If you’re new to dealing with refrigeration in regards to shipping, storage, or any other “mass” area, don’t fret. The compressors you’ll encounter here are essentially the same as the one in your very own kitchen fridge. Basically, refrigeration is a cycle:
- First, the refrigeration compressor condenses the refrigerant being used, as the gas becomes pressurized, it heats up;
- Then, the hot gas winds its way through the coils on the back of your fridge/freezer, allowing the heat to dissipate and the gas re-condenses into its liquid form but remains under pressure;
- Next, the pressurized liquid flows through an expansion valve that acts as a gateway to a less pressurized environment;
- Finally, as the liquid seeps through the valve the pressure lowers, allowing it to boil and forcing it back into its gas form and through the compressor;
The repetition of this cycle releases heat from the fridge, each time the refrigerant liquid converts to vapor. Without the refrigeration compressor at it’s core, your fridge would effectively be a very expensive picnic cooler, without the handy cupholder.
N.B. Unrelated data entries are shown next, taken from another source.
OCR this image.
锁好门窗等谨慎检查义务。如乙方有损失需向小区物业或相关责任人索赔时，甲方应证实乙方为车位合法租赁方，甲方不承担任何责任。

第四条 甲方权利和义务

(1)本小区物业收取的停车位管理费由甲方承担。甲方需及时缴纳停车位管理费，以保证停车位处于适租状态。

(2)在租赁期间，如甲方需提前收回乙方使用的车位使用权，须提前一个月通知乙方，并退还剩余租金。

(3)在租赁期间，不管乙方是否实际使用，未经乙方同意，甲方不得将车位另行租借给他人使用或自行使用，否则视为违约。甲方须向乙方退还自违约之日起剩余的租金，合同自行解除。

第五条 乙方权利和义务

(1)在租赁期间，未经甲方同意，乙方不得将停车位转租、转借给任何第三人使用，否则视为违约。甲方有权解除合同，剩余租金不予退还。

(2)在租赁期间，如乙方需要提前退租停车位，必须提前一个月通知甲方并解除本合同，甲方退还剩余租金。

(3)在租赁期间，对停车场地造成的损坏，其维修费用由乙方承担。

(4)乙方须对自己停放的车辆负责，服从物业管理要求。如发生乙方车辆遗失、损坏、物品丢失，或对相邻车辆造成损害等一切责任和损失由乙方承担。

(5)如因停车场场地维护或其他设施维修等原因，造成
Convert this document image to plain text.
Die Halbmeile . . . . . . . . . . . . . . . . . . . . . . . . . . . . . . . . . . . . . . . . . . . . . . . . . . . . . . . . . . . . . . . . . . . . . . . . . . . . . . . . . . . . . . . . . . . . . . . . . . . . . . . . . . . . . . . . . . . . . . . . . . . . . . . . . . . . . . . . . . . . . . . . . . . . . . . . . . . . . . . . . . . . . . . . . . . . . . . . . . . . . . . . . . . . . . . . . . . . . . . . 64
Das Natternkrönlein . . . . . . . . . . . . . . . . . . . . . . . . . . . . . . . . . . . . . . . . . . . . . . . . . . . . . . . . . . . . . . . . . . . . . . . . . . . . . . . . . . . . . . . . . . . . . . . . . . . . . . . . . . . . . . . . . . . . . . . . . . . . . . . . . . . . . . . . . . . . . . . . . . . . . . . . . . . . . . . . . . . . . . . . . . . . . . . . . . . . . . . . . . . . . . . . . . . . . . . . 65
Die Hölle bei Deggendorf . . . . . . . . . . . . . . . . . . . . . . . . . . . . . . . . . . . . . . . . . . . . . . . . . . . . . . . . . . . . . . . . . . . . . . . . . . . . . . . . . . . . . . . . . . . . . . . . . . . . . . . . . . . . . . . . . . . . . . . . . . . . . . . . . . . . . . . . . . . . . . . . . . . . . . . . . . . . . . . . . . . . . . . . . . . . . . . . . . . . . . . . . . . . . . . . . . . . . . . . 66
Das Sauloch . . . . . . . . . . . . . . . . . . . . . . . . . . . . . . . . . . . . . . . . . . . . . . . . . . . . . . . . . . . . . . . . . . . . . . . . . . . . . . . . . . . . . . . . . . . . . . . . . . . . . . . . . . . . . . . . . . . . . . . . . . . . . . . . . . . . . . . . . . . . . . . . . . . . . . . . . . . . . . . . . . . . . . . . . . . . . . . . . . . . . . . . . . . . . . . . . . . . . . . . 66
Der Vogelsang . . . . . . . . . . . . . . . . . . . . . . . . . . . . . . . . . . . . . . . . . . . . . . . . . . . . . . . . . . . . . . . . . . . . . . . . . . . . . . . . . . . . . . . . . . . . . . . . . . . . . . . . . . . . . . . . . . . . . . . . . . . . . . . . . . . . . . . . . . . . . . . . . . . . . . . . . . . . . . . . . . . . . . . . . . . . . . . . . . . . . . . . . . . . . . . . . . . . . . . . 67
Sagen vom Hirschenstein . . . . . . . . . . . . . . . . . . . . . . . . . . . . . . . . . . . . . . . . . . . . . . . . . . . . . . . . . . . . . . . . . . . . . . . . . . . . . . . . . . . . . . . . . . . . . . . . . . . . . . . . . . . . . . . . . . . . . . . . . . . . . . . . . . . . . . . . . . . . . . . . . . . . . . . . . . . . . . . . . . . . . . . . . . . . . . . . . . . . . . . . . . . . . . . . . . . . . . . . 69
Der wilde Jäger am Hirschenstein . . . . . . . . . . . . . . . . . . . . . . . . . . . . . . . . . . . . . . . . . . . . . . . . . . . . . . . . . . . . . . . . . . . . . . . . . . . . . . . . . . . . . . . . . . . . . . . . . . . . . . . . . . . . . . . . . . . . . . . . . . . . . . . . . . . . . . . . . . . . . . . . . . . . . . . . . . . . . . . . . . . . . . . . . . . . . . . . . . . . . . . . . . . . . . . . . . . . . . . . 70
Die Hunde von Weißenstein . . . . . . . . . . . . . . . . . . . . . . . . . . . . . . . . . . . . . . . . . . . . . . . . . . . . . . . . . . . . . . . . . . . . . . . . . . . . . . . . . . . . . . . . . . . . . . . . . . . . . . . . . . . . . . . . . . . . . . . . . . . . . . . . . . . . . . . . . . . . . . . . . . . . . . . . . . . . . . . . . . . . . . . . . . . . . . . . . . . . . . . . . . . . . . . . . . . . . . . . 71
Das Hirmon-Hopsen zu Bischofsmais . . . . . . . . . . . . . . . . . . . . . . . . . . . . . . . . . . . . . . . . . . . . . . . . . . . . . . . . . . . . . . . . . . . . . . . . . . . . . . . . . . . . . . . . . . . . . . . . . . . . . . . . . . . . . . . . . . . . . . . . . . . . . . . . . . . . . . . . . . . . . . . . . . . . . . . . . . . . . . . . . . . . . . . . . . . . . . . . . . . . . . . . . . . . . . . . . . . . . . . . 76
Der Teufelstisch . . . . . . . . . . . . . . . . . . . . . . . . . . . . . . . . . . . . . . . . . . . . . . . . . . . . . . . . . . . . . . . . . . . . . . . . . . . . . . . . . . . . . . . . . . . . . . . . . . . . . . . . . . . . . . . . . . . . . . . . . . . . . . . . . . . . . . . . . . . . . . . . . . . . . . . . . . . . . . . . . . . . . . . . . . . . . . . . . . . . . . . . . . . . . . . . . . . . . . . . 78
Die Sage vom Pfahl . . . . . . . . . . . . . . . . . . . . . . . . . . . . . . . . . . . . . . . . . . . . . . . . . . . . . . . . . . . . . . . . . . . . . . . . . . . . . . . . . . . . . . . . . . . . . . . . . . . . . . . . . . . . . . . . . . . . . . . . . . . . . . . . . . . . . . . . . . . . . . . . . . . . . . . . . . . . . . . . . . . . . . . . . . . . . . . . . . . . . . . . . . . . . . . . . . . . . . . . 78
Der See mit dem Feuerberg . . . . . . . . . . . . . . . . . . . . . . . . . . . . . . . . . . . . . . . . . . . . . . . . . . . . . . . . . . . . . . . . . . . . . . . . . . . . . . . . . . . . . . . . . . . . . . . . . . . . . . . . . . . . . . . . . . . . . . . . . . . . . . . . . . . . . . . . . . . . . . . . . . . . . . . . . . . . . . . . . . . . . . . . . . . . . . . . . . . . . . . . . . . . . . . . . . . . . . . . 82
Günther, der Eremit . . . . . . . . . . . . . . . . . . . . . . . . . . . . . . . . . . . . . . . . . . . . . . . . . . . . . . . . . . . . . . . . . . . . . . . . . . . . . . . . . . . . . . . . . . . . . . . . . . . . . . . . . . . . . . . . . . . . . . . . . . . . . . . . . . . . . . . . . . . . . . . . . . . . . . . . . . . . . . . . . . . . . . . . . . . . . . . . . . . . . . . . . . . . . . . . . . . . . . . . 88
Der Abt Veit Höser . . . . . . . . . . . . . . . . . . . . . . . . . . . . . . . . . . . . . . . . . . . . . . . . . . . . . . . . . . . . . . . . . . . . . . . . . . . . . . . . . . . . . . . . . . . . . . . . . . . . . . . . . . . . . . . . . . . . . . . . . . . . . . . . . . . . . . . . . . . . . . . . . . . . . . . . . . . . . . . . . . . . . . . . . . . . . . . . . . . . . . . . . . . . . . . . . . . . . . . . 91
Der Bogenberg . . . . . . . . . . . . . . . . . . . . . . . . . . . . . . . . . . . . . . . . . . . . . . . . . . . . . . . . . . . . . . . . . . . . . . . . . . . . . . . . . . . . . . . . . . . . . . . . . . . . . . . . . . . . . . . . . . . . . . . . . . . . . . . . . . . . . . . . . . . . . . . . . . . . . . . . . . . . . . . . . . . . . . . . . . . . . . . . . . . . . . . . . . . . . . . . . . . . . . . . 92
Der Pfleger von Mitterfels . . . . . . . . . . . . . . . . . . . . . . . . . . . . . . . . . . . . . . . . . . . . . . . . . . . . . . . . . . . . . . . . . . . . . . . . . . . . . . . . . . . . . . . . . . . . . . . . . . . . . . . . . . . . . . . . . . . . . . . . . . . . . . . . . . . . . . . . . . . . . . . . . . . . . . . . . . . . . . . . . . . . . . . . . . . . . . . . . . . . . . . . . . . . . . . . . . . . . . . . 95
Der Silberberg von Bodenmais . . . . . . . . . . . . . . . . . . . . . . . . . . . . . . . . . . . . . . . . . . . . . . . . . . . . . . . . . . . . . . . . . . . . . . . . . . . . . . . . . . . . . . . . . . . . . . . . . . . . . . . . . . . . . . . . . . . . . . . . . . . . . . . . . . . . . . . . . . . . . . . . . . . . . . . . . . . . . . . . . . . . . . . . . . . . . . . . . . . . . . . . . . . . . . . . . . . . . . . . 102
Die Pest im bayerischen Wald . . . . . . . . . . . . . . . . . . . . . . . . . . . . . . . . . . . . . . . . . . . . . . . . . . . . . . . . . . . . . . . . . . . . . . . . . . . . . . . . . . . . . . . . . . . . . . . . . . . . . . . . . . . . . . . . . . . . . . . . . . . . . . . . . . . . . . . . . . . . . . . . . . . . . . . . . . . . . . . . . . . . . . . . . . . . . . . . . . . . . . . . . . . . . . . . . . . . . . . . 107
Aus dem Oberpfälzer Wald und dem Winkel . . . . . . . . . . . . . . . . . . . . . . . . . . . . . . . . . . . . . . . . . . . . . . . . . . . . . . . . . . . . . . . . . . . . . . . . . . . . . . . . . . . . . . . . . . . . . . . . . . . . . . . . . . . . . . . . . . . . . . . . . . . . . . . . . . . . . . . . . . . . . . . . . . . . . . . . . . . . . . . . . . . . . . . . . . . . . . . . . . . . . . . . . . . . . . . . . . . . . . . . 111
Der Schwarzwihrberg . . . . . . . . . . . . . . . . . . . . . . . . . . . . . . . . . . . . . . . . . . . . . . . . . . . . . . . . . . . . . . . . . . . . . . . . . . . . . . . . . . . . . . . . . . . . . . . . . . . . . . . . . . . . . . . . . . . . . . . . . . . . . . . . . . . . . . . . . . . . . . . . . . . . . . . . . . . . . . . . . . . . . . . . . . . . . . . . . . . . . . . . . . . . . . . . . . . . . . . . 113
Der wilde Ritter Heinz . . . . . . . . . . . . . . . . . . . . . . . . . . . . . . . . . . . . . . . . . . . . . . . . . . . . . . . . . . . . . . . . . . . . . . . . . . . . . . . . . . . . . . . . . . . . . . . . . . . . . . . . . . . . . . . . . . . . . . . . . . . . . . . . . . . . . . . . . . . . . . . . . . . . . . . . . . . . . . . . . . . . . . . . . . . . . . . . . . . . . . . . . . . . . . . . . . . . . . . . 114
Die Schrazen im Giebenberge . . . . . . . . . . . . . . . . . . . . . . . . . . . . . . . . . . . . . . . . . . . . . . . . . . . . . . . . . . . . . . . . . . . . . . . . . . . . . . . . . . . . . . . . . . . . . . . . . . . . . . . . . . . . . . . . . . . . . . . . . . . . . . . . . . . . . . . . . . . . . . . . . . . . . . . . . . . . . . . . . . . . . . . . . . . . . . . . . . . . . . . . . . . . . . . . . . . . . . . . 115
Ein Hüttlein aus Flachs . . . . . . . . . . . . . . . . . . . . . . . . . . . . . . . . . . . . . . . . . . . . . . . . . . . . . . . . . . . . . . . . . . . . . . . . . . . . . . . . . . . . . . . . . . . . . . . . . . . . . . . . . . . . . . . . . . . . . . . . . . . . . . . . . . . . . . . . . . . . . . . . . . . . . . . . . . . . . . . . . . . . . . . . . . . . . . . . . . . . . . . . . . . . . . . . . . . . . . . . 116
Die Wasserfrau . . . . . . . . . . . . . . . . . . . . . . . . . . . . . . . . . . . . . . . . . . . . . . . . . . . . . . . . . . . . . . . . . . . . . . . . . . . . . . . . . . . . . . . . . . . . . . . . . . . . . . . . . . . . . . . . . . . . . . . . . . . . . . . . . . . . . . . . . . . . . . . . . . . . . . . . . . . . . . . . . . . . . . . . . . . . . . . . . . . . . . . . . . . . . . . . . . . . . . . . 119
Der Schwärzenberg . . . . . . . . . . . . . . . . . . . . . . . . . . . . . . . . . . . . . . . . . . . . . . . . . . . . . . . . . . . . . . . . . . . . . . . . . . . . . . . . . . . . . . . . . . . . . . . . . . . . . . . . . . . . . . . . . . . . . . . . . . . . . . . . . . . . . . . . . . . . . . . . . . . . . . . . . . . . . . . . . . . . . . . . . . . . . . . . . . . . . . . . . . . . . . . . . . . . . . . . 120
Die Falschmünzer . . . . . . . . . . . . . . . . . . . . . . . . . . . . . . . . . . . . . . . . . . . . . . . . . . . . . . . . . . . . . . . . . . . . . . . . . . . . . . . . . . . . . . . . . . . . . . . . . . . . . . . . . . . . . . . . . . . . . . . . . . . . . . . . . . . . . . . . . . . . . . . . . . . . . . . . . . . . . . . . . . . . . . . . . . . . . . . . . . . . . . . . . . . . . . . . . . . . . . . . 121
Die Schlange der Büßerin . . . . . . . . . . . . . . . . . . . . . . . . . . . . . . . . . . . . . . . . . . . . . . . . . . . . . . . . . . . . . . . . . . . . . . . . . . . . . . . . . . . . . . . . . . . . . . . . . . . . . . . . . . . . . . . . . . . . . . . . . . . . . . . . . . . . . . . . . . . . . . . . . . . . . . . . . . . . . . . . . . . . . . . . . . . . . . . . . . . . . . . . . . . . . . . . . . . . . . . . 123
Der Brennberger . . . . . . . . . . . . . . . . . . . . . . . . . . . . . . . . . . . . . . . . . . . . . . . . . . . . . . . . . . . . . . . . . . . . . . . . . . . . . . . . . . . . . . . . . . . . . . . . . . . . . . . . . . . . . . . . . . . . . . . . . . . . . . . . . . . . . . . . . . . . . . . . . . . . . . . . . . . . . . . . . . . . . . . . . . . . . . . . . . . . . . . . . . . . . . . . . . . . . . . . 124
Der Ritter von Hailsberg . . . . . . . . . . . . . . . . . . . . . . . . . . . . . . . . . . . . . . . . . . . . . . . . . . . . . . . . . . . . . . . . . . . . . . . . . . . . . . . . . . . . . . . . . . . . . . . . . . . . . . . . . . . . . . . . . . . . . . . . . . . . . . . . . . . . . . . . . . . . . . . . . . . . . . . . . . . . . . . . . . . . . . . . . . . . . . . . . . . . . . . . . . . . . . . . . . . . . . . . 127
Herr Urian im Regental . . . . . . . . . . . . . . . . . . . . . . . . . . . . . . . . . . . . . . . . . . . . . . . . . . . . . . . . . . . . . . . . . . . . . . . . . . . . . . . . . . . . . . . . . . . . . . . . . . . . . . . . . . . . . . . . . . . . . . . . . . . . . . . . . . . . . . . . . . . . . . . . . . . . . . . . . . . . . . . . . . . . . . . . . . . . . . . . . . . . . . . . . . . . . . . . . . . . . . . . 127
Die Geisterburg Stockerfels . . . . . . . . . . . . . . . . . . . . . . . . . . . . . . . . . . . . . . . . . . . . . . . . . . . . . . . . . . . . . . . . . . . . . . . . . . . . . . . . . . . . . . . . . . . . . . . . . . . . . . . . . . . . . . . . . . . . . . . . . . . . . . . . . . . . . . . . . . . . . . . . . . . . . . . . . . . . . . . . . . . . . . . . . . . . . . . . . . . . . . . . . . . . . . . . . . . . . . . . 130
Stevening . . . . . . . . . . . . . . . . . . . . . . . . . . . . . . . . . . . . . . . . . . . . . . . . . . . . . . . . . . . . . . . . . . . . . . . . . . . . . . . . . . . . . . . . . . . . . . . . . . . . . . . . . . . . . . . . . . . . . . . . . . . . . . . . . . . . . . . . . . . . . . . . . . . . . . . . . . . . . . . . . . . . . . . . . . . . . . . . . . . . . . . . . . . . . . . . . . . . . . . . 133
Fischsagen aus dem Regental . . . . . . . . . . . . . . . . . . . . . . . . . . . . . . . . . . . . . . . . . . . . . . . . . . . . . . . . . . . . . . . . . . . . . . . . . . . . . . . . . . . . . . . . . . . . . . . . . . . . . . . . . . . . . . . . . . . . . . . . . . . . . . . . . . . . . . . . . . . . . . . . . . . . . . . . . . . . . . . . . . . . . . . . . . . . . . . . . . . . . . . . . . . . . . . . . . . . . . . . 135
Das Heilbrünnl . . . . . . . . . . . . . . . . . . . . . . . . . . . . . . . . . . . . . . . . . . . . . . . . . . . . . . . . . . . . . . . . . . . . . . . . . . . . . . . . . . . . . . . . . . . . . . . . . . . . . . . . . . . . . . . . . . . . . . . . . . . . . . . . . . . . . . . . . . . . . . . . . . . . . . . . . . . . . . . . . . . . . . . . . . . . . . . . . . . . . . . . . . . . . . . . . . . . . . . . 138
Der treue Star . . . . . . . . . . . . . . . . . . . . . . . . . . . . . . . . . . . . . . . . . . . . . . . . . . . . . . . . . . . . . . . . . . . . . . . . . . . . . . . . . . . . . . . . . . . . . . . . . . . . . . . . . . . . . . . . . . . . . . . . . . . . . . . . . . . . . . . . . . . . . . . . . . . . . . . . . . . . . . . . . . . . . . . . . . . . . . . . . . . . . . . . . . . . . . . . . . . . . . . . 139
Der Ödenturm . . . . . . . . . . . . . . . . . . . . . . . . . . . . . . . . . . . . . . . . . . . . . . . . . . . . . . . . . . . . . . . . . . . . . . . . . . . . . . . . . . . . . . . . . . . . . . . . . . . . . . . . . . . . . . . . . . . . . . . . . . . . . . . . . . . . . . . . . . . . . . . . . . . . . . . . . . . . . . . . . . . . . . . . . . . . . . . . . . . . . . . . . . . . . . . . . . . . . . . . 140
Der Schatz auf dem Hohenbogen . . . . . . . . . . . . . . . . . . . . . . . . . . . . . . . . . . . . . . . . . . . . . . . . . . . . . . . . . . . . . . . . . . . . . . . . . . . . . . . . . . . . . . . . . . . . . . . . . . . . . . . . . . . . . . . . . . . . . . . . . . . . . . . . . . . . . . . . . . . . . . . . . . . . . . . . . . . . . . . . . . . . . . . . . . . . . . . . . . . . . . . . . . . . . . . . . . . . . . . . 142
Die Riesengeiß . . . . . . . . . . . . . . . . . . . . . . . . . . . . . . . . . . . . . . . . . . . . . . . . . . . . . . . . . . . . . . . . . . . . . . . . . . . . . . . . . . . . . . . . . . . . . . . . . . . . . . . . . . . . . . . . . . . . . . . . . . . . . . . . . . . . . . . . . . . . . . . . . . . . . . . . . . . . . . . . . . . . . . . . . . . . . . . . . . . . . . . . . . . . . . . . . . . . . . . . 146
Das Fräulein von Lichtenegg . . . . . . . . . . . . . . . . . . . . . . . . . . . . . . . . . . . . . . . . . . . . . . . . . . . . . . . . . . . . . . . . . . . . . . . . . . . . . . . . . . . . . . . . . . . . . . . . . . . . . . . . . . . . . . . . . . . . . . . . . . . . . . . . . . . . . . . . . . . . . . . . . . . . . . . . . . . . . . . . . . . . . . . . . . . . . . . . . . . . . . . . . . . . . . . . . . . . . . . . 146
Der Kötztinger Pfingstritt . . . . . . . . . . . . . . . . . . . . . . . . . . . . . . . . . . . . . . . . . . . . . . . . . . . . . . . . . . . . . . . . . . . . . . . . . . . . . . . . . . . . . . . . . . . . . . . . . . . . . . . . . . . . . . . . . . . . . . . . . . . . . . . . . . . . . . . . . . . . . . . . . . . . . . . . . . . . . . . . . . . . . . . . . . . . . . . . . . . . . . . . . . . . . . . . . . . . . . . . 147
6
What Maintenance Do Refrigeration Compressors Require?
There are plenty of variables in refrigeration compression units that must be considered in order to give appropriate maintenance advice, however for most units there are a few key areas that should be attended to on a regular schedule. These include:
- Evaporators: check the condition of electrical connections, the function of fan motors, cleanliness of fan blades, position of defrost heaters, condition of evaporator coils, inspect drainage channels and pans for blockages, and clean the surface of the coils.
- Compressors: check electrical connections for corrosion and other defects, inspect electrical components for wear and tear, check the defrost timer for corrosion and proper function, inspect controls for appropriate set points and functionality, check and oil level, inspect defrost controls, check refrigerant level and charge as needed, repair refrigerant leaks if necessary, check suction at the superheat point in the unit, inspect all hose lines for wear and tear, clean unit covers, and replace any missing caps.
- Condensers: clean the coil, check fans for signs of wear, clean fan blades, and lubricate motors as necessary.
Keeping a log of any maintenance activities is vital so that the next person who comes along knows what your team has done in terms of care for the machinery your firm depends on for success.
If you’re looking for ways to ensure the refrigeration compressors in your facility are definitely up to scratch, the best course of action is reaching out to an accredited service firm for an inspection. This will give you clear insight as to how well (or poorly) your systems have been maintained in the past, as well as a clear direction for ongoing maintenance and repairs going forward.